Стараясь не прервать киносеанс в бедовых головах, кошачьей и человечьей, я на цыпочках вышел из большой комнаты и вернулся к своей картине. Краска запрыгала влажными искрами с палитры на стену. Яростно старался я быть менее аккуратным, чем до того. Потом помыл кисти, оттер руки, накрыл палитру клеенкой и вышел.
11
На Малышева меня обогнал троллейбус. Тут только оказалось, что за последние час-два я ни разу не подумал о Наде. Но стоило вечером позвонить ей на квартиру и услышать длинные гудки, как я снова стал изнывать. Слушая десятый или пятнадцатый гудок, я думал, что к ней ворвались головорезы.

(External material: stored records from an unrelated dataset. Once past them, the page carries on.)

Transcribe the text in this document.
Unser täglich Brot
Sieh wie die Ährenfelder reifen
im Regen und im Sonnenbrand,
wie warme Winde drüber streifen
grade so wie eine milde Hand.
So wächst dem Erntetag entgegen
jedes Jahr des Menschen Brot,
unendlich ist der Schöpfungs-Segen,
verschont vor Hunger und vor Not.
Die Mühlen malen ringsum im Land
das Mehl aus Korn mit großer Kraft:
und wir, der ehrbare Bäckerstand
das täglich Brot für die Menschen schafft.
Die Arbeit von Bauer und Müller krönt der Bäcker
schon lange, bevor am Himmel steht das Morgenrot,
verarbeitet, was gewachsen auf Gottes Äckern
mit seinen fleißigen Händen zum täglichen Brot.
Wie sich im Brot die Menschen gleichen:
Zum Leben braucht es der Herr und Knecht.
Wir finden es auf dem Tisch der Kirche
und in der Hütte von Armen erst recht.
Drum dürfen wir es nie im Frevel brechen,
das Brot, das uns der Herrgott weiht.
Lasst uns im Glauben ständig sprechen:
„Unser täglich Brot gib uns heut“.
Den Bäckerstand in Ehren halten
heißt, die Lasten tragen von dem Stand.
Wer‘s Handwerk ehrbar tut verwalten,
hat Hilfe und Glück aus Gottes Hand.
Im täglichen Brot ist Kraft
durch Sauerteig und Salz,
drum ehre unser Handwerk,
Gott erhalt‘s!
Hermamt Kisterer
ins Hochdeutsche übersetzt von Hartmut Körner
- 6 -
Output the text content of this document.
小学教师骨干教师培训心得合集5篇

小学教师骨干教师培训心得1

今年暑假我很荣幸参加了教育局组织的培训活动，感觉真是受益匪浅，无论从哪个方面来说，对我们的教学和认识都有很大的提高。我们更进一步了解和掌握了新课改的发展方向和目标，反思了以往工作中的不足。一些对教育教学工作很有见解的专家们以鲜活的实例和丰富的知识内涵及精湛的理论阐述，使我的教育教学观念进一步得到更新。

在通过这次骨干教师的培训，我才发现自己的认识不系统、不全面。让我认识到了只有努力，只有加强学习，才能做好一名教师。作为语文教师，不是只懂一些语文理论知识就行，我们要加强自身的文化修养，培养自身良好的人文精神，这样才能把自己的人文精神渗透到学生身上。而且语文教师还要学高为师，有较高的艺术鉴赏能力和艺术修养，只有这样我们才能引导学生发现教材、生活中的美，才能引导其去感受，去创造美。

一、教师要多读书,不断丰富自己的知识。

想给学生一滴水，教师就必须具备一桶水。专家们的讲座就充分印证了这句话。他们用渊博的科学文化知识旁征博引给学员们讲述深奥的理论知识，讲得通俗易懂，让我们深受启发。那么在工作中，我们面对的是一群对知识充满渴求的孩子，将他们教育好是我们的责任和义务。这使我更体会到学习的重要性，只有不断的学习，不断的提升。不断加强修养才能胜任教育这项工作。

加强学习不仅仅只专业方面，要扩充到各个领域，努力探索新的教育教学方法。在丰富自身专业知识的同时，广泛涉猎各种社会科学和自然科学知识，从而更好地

Привязали Надю к креслу-качалке и оставили в двух шагах от телефона. Сейчас она плачет, пытается дотянуться до телефона и качается, качается, качается. Я хохотал так, глазам горячо стало. Гудки, гудки, гудки. Трубка тяжело вдавливает рычаги в корпус.
Вообще-то надо сказать ей, что нельзя меня мучить своим отсутствием, что я могу из-за этого повредиться в уме, если уже не повредился. Во мне закипали сотни жалоб, причем жаловаться хотелось ей. Только ей. Гудки, нескончаемые долгие гудки.
Телефон отозвался в полночь. Надя разговаривала отрешенно и доброжелательно, как врач-психиатр. Нет, завтра она не может встретиться. Послезавтра Древний Восток, а уж там видно будет. Нет, вместе заниматься в библиотеке не получится, у нее книжки дома. Нет, она будет не одна. С Викой, а с кем же.
Через четыре дня нужно было сдавать античку, а я даже не притронулся к книге. Пора было возвращаться к науке, которая сейчас сделалась чем-то вроде игольного ушка для верблюда: и мелко, и узко, а главное, совершенно непонятно, на кой верблюду туда соваться.
Я забегал на час в библиотеку, выписывал на бланках требований с десяток названий, брал тяжеленную стопку книг и садился у стола. Смотрел на картинки, мимо картинок или сквозь них. Окунал мокрое от жары лицо в омут воображения. Вскакивал, волок книги сдавать и шел в горниловский особняк. Разматывал укутанные в мокрую тряпку и полиэтилен кисти, поддавливал немного красок на палитру и принимался за работу. Было уже похоже, да, похоже.